Supplementary material
The supplementary material for this article can be found at http://doi.org/10.1017/S0266462324000370.
Data availability statement
Requests for data sharing should be sent to the corresponding author: A.B. (ashkan.baradaran@mcgill.ca). The complete report of this study (with sub-themes and passages from text) will be made available upon request.
Acknowledgments
We appreciate receiving constructive feedback from our collogues (in alphabetical order) Yannick Auclair, Geneviève Corriveau, Olivier Demers-Payette, Mélanie Martin, Nicolas Parenteau, and Esther Mc Sween-Cadieux.
Author contribution
G.G. developed the search strategy. A.B. drafted the manuscript and performed content analysis and prepared the figures and tables. P.P. was the senior author. P.P., A.B., and R.T. contributed to study screening and data extraction.

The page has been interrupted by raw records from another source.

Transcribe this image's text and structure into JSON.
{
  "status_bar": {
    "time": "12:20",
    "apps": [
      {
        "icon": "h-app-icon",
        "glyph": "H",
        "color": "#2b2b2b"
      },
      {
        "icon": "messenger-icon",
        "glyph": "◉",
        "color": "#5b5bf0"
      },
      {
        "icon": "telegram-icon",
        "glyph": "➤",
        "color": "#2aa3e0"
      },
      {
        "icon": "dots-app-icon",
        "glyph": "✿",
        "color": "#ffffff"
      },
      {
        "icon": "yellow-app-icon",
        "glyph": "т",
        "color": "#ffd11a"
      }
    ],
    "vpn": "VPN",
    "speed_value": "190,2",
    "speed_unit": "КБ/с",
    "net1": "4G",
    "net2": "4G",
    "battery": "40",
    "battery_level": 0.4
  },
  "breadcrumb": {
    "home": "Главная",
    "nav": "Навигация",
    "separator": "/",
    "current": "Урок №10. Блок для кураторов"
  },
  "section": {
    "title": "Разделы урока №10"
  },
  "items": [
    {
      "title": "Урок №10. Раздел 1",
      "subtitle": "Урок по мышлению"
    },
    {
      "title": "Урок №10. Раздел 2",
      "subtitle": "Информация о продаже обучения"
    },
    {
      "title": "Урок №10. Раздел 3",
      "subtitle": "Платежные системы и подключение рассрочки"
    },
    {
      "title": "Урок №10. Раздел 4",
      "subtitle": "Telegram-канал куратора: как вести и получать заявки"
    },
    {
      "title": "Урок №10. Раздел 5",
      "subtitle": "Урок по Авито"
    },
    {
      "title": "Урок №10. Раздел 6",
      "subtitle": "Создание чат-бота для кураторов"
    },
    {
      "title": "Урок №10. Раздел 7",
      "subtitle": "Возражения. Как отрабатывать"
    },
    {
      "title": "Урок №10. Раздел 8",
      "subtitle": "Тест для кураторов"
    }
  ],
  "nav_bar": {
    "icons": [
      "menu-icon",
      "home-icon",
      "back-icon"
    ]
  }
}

A.B. and R.T. performed the critical appraisal. P.P. evaluated the confidence in the evidence. All authors contributed substantially to revisions of the manuscript and approved the manuscript. The corresponding author attests that all listed authors meet authorship criteria and that no others meeting the criteria have been omitted.
Competing interest
All authors have completed the ICMJE uniform disclosure form at www.icmje.org/disclosure-of-interest/ and declare: no support from any organization for the submitted work; no financial relationships with any organizations that might have an interest in the submitted work in the previous 3 years, no other relationships or activities that could appear to have influenced the submitted work. The lead author affirms that the manuscript is an honest, accurate, and transparent account of the study being reported; that no important aspects of the study have been omitted; and that any discrepancies from the study as originally planned (and, if relevant, registered) have been explained.
Provenance statement
Not commissioned; externally peer-reviewed.